NASENI Launches Energy Stoves for Women, IDPs, Flood Victims
The National Agency for Science and Engineering Infrastructure (NASENI) yesterday launched and distributed 3,000 efficient energy stoves for women, Internally Displaced Persons(IDPs) and flood victims.
The agency said the stoves save 40 per cent of cooking time and are environment- friendly.
Also the stoves reduce harmful emissions, check desertification and save the nation’s climate, while fuel for the stoves will come from agricultural wastes.
The Executive Vice Chairman/ Chief Executive of NASENI, Prof. Mohammad Sani Haruna, who unveiled the new innovation, said the stoves would be handed over to the Ministry of Humanitarian Affairs, Disaster Management & Social Development for onward distribution to IDPs.
He said: “This agency has launched and will distribute 3,000 units of the NASENI-Atmosfair Save 80 Energy Efficient Stove, jointly designed and manufactured by NASENI and Atmosfair to reduce harmful emissions, reduce desertification and, hence saving our climate. There is also over forty percent (40 per cent) saving in cooking time and environment-friendly compared to firewood and charcoal fueling methods, with increasing energy efficiency,” he said.
According to him, with consideration to the Nigeria’s Nationally Determined Contribution (NDC) targets for emission reduction by 2030, the use of energy-efficient cooking stoves provides a very high potential for emission reduction.”
Haruna, who listed the benefits of Save 80 Energy Stove, clarified why the agency has gone into its production.
He said: “ This Corporate Social Responsibility (CSR) will improve the agency’s eco-friendliness and carbon footprint, a positive contribution to climate change and service to humanity.
“Some of these stoves will be handed over to the Ministry of Humanitarian Affairs, Disaster Management & Social Development for onward distribution to Internally Displaced Persons (IDPs) and those that have been affected by the recent flooding in the country.
“Let me add that the production of these stoves is also a viable, self-sustaining and revenue generating ventures, which will create thousands of employment.
“We are duplicating manufacturing facility for both the stove and the Brickets (Fuel of the stove) which is from agricultural wastes. The products will be manufactured simultaneously at Kano and Agada village of Karu Local Government Area of Nasarawa State.”
He said NASENI has invented many renewable technologies to help the nation to meet the United Nation’s Sustainable Development Goal No.7
He said: “NASENI hitherto had made several efforts in renewable energy technologies including biomass, wind energy and Solar Module Manufacturing Plant at Karshi, Abuja, Nigeria.
“Our progress in the production of solar cells locally will drastically reduce the per megawatt cost of clean electricity and making solar electricity available at a more affordable rate to the average citizens.
“The local solar cells development will promote affordability of solar energy as the prices will crash and increase proportion of solar electricity in our energy mix.

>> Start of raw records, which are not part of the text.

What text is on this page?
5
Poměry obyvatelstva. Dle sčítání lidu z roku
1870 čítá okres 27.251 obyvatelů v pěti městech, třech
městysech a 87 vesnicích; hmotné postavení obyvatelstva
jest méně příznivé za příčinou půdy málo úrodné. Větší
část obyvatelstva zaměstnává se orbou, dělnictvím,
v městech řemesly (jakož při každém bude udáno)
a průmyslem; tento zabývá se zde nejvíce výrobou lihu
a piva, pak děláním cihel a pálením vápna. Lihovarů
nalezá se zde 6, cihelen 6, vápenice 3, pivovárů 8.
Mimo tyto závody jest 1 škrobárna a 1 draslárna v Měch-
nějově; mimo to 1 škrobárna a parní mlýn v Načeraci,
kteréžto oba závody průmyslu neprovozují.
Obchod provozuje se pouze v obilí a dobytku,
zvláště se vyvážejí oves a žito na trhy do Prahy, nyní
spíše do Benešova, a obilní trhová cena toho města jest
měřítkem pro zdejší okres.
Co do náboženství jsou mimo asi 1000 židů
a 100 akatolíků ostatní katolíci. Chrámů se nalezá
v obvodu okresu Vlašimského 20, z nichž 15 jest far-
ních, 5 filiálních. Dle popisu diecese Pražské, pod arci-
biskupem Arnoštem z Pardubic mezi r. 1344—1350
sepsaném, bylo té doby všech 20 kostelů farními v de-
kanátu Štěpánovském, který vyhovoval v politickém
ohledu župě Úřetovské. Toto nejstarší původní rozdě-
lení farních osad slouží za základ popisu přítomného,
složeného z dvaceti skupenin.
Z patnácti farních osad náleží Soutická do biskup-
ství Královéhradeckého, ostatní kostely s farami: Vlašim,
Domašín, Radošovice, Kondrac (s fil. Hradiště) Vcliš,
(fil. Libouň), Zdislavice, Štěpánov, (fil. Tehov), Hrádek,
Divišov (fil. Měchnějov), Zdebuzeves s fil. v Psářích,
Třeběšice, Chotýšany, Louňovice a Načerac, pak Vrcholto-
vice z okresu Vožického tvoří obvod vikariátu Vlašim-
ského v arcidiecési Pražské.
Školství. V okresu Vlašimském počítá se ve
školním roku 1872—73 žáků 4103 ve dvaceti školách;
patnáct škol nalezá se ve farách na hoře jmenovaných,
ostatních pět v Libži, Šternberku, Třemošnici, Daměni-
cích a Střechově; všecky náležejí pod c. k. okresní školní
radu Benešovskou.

“This will help the nation to achieve the United Nation’s Sustainable Development Goal No.7 on “Ensuring access to affordable, reliable, sustainable and Clean Energy for All. It will also help in achieving Nigeria’s NDC target on emission reduction by 2030.
Meanwhile, the Minister of Humanitarian affairs, Hajiya Sadiya Farouq, said the launch of the stove would address the issue of climate change and vulnerability.
She said the invention would stop most women, especially those in IDPs camps from going to the forest to search for firewoods and getting attacked by bandits.
The special guest of honour at the launch and Minister of Environment, Mohammed Abdullahi said most households in the country cook over open fires, fueled by wood and crop waste with attendant releases of harmful smoke containing carbon monoxide.
He said the World Health Organisation (WHO) estimated that household air pollution was responsible for 3.2 million deaths per year in 2020
He said: “Women and children, who are typically responsible for household chores such as cooking bears the greatest health burden from this practice.
“The WHO estimated that household air pollution was responsible for 3.2 million deaths per year in 2020, including over 237,000 deaths of children under the age of 5.
“Health concerns are not the only negative byproducts of cooking over ‘ Open fire, the increased demand for firewood exacerbates an already serious strain on local forests leading to deforestation which in turn has a negative impact on climate change, and the smoke emissions contribute to global warming,” the minister said.